US Department of Labor Announces Grant Competition to help Former Offenders Gain Career Skills
Photo: Post jail time
The U.S. Department of Labor today announced the availability of approximately $11.7 million in grant funds to serve adult offenders who are returning from incarceration to high-poverty, high-crime communities. The purpose of these grants is to provide an employment-centered approach to reintegration that improves long-term labor market prospects for ex-offenders.
“The Labor Department is committed to getting all Americans back to work and to expanding opportunities for everyone who wants a job,” said Secretary of Labor Hilda L. Solis. “Stable employment helps ex-offenders stay out of the legal system. Focusing on that end is the right thing to do for these individuals, and it makes sense for local communities and our economy as a whole.”
Authorized by the Workforce Investment Act, today’s grants will be awarded through a competitive process open to nonprofit, faith-based and community organizations. Participants will be individuals ages 18 and older who have been convicted as adults under federal or state law, but who have never been convicted of a sex-related offense, with the exception of prostitution. Complete eligibility criteria are included in the solicitation for grant applications.
In order to successfully reintegrate into a community, it is essential that ex-offenders possess the skills and support necessary to enter and compete for jobs in the labor market. This grant will rely heavily on faith-based and community organizations to develop necessary relationships and facilitate connections to rehabilitation services for program participants.
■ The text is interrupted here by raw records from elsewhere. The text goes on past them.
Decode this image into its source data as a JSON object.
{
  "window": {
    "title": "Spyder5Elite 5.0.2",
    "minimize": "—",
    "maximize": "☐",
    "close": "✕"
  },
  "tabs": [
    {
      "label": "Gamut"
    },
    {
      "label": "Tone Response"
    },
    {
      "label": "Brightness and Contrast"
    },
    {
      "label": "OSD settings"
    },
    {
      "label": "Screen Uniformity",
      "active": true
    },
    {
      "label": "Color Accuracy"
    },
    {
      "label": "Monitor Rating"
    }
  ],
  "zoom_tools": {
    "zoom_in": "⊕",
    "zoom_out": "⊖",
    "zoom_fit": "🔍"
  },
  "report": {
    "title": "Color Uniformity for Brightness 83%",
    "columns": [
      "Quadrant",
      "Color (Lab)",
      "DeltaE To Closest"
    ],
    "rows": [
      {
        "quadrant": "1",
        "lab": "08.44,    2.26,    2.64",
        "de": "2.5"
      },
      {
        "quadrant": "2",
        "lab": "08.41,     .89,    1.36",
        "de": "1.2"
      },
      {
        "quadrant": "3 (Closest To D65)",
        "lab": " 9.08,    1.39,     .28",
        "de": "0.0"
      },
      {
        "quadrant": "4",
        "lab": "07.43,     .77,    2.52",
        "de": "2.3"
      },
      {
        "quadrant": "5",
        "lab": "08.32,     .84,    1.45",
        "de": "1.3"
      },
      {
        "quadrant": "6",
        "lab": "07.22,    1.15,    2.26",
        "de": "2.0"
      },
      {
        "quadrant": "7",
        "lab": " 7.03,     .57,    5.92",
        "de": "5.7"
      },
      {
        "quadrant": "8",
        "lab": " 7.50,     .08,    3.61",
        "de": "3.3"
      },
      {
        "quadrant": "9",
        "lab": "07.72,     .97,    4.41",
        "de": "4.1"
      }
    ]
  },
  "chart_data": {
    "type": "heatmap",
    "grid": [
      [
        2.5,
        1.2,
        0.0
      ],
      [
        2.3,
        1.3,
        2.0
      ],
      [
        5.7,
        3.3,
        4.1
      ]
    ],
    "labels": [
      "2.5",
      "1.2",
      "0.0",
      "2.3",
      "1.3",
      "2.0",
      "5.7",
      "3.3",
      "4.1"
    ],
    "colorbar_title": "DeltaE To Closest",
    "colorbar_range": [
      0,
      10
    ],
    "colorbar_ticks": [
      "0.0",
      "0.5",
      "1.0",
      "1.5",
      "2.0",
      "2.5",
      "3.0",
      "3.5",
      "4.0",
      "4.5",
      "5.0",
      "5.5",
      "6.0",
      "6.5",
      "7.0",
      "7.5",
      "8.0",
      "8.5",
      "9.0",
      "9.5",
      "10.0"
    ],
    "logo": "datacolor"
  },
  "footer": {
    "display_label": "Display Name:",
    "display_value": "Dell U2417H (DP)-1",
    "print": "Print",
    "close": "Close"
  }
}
Each year approximately 650,000 inmates are released from state and federal prisons, and return to their communities and families. Without assistance to make a successful transition, the majority of ex-offenders return to criminal activity. Almost three out of five returning ex-offenders will be charged with new crimes within three years of their release from prison, and two out of five will be re-incarcerated, according to the U.S. Department of Justice.